Governor Shapiro’s office also needs to hear from us to make it clear our region can’t wait for multiple studies over many years before permits are issued to clean up the site and to get this project in gear. The governor has said he wants to speed up the permitting process in PA. This is a perfect place for him to prove it.
No one is suggesting we shortcut the cleanup, but everyone needs to get on board and the various agencies, especially the DEP, need to prioritize this effort. The benefits to everyone are huge. Politicians respond when they see a groundswell of support for a project. Let’s get everyone on board and let all of our representatives at the state and federal level know we want to see this happen.
Jen says
Thank you for keeping awareness on these issues. I just sent an email. If we the locals don’t speak up in support of “home”, who will?! This area is just waiting for a rebirth.
Mary Rennie says
You say that you don’t expect short cuts but isn’t that exactly what this article is requesting?

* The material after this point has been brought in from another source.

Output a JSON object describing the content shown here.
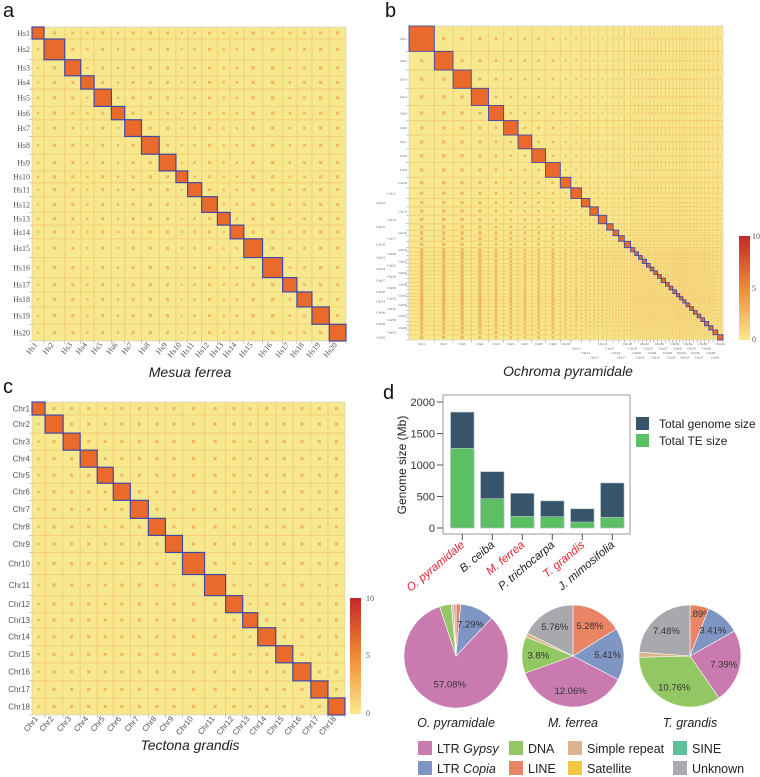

Talk to the families who have lived downwind of Erie Coke. Let us share some of the stories of real people whose lives were severely impacted or cut short by long-term exposure to the many toxic by-products of this past industrial property use. This land was an economic development engine for decades already!. We in Erie paid for it with the lives and suffering of our loved ones. Cancers, lung and heart conditions. Neurological conditions. Regulatory processes, meant to protect us, while doing the job right, mandate common sense approaches that include professional studies by environmental engineers –and more-so that the lake water and groundwater is not further damaged by these pollutants. Let’s have the proponents of this plan, along with Kelly, Laughlin, McCormick and any other high-ranking public official locate their family residences down to the foot of East avenue for the next 10 years. Then I will listen to their beat of the drum. Until then they have no right to say that any corners should be cut.